Jonny reaches in to the glove box and pulls out the white envelope that Judd put there earlier. He yanks out a wad of notes and flicks through them, counting with practised ease. He sits back and shuts the glove box, clearly satisfied.

“Pleasure doing business with you mate,” Jonny says, reaching over with one hand.

Judd takes it and shakes. Jonny doesn’t say another word. He just climbs from the car, letting in a blast of freezing air before he shuts the door. Judd leans forwards on the steering wheel and watches the man saunter over to his own car. Once Jonny’s in Judd starts the engine properly and drives away. He can feel the weight of the gun in his coat pocket, sitting heavily against his leg.
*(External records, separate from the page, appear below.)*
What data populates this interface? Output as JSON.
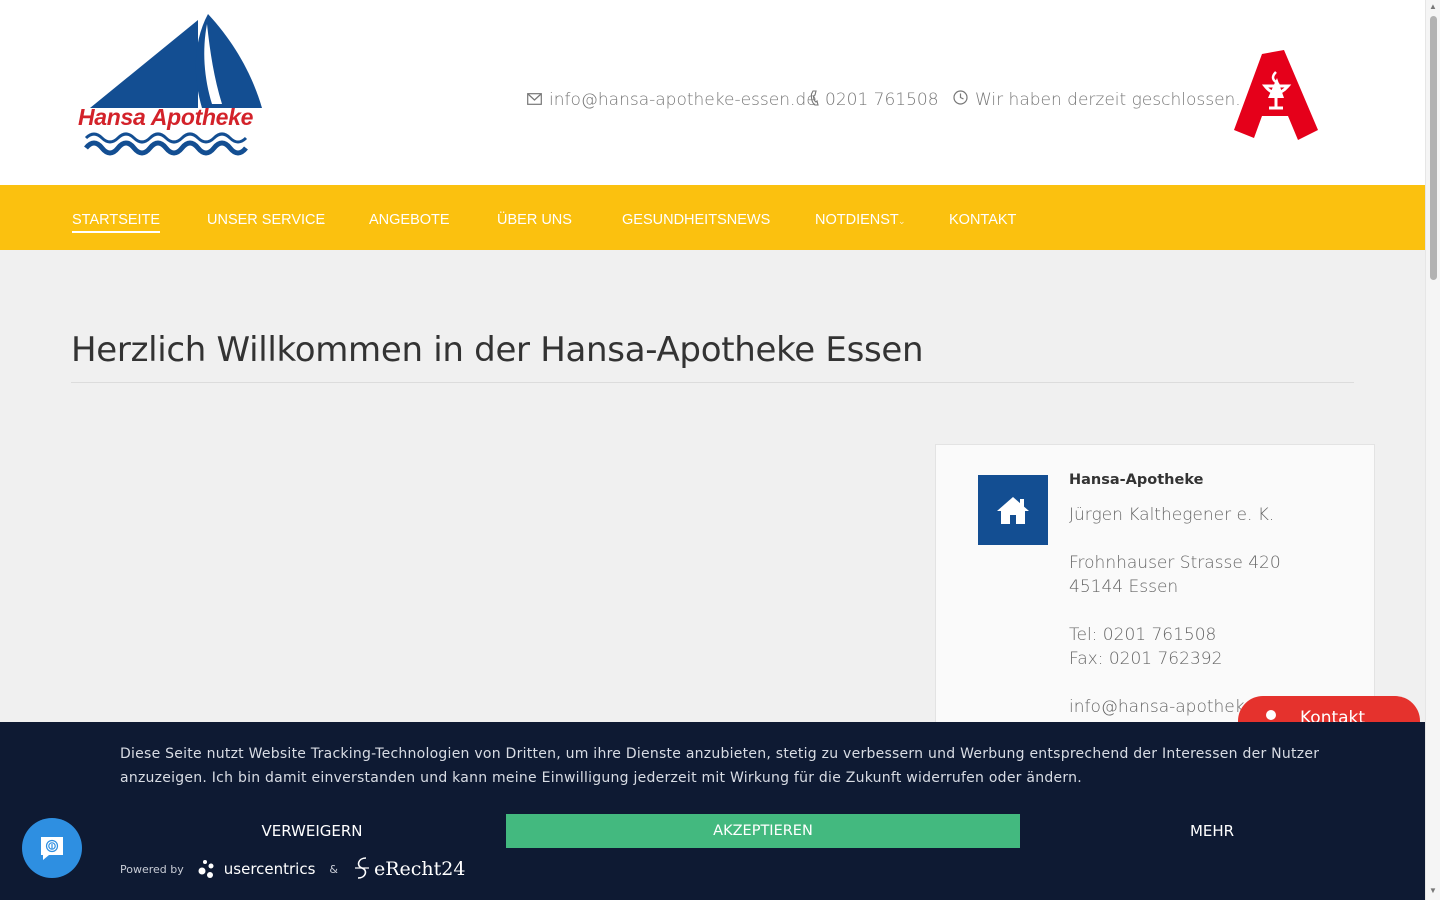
{
  "brand": {
    "logo_text": "Hansa Apotheke",
    "logo_blue": "#134e92",
    "logo_red": "#d3222a"
  },
  "header": {
    "email": "info@hansa-apotheke-essen.de",
    "phone": "0201 761508",
    "status": "Wir haben derzeit geschlossen."
  },
  "nav": {
    "items": [
      {
        "label": "Startseite",
        "active": true
      },
      {
        "label": "Unser Service",
        "has_dropdown": true
      },
      {
        "label": "Angebote"
      },
      {
        "label": "Über uns"
      },
      {
        "label": "Gesundheitsnews"
      },
      {
        "label": "Notdienst",
        "has_dropdown": true
      },
      {
        "label": "Kontakt"
      }
    ],
    "color": "#fbc10f"
  },
  "main": {
    "title": "Herzlich Willkommen in der Hansa-Apotheke Essen"
  },
  "card": {
    "name": "Hansa-Apotheke",
    "owner": "Jürgen Kalthegener e. K.",
    "street": "Frohnhauser Strasse 420",
    "city": "45144 Essen",
    "tel": "Tel: 0201 761508",
    "fax": "Fax: 0201 762392",
    "email": "info@hansa-apotheke-"
  },
  "kontakt_button": {
    "label": "Kontakt",
    "color": "#e5322d"
  },
  "cookie": {
    "text": "Diese Seite nutzt Website Tracking-Technologien von Dritten, um ihre Dienste anzubieten, stetig zu verbessern und Werbung entsprechend der Interessen der Nutzer anzuzeigen. Ich bin damit einverstanden und kann meine Einwilligung jederzeit mit Wirkung für die Zukunft widerrufen oder ändern.",
    "deny": "Verweigern",
    "accept": "Akzeptieren",
    "more": "Mehr",
    "powered_by": "Powered by",
    "provider": "usercentrics",
    "amp": "&",
    "partner": "eRecht24",
    "bg": "#0e1a33",
    "accept_color": "#43b97f"
  }
}
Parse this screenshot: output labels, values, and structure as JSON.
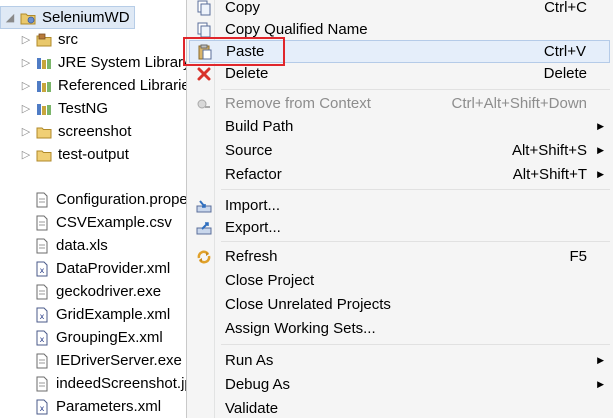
{
  "explorer": {
    "project": {
      "label": "SeleniumWD",
      "icon": "project-icon",
      "expander": "expanded"
    },
    "folders": [
      {
        "label": "src",
        "icon": "package-folder-icon"
      },
      {
        "label": "JRE System Library [",
        "icon": "library-icon"
      },
      {
        "label": "Referenced Librarie",
        "icon": "library-icon"
      },
      {
        "label": "TestNG",
        "icon": "library-icon"
      },
      {
        "label": "screenshot",
        "icon": "folder-icon"
      },
      {
        "label": "test-output",
        "icon": "folder-icon"
      }
    ],
    "files": [
      {
        "label": "Configuration.prope",
        "icon": "file-icon"
      },
      {
        "label": "CSVExample.csv",
        "icon": "file-icon"
      },
      {
        "label": "data.xls",
        "icon": "file-icon"
      },
      {
        "label": "DataProvider.xml",
        "icon": "xml-file-icon"
      },
      {
        "label": "geckodriver.exe",
        "icon": "file-icon"
      },
      {
        "label": "GridExample.xml",
        "icon": "xml-file-icon"
      },
      {
        "label": "GroupingEx.xml",
        "icon": "xml-file-icon"
      },
      {
        "label": "IEDriverServer.exe",
        "icon": "file-icon"
      },
      {
        "label": "indeedScreenshot.jp",
        "icon": "file-icon"
      },
      {
        "label": "Parameters.xml",
        "icon": "xml-file-icon"
      }
    ]
  },
  "menu": {
    "items": [
      {
        "label": "Copy",
        "shortcut": "Ctrl+C",
        "icon": "copy-icon"
      },
      {
        "label": "Copy Qualified Name",
        "shortcut": "",
        "icon": "copy-icon"
      },
      {
        "label": "Paste",
        "shortcut": "Ctrl+V",
        "icon": "paste-icon"
      },
      {
        "label": "Delete",
        "shortcut": "Delete",
        "icon": "delete-icon"
      },
      {
        "label": "Remove from Context",
        "shortcut": "Ctrl+Alt+Shift+Down",
        "icon": "remove-context-icon"
      },
      {
        "label": "Build Path",
        "shortcut": "",
        "icon": ""
      },
      {
        "label": "Source",
        "shortcut": "Alt+Shift+S",
        "icon": ""
      },
      {
        "label": "Refactor",
        "shortcut": "Alt+Shift+T",
        "icon": ""
      },
      {
        "label": "Import...",
        "shortcut": "",
        "icon": "import-icon"
      },
      {
        "label": "Export...",
        "shortcut": "",
        "icon": "export-icon"
      },
      {
        "label": "Refresh",
        "shortcut": "F5",
        "icon": "refresh-icon"
      },
      {
        "label": "Close Project",
        "shortcut": "",
        "icon": ""
      },
      {
        "label": "Close Unrelated Projects",
        "shortcut": "",
        "icon": ""
      },
      {
        "label": "Assign Working Sets...",
        "shortcut": "",
        "icon": ""
      },
      {
        "label": "Run As",
        "shortcut": "",
        "icon": ""
      },
      {
        "label": "Debug As",
        "shortcut": "",
        "icon": ""
      },
      {
        "label": "Validate",
        "shortcut": "",
        "icon": ""
      }
    ],
    "highlighted_item": "Paste",
    "disabled_item": "Remove from Context"
  },
  "colors": {
    "annotation_box": "#e0262b",
    "menu_background": "#f5f5f5",
    "highlight_background": "#e5eefa"
  }
}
Jonny watches the Porsche drive away. His smile has dropped now and he looks down right sinister. He glares as the Porsche descends the exit ramp and enters the bowels of the car park. That Judd is too cocky for his own good. And for a bloke who went to university he isn’t exactly smart either. Jonny pulls out his phone and dials a number. It rings for a few moments.

“I don’t need any tools Jonny,” the voice on the other end says harshly. “I’m sorted with the one I’ve got already,”

“What about information?” Jonny asks, checking himself out in the rear view mirror, “I’ve got some of that for you.”

“What sort of information,” the voice asks, “And how much is it going to cost me?”

“Oh I’m giving you this one for free Obo,” Jonny says, “And it’s about your buddy Judd.”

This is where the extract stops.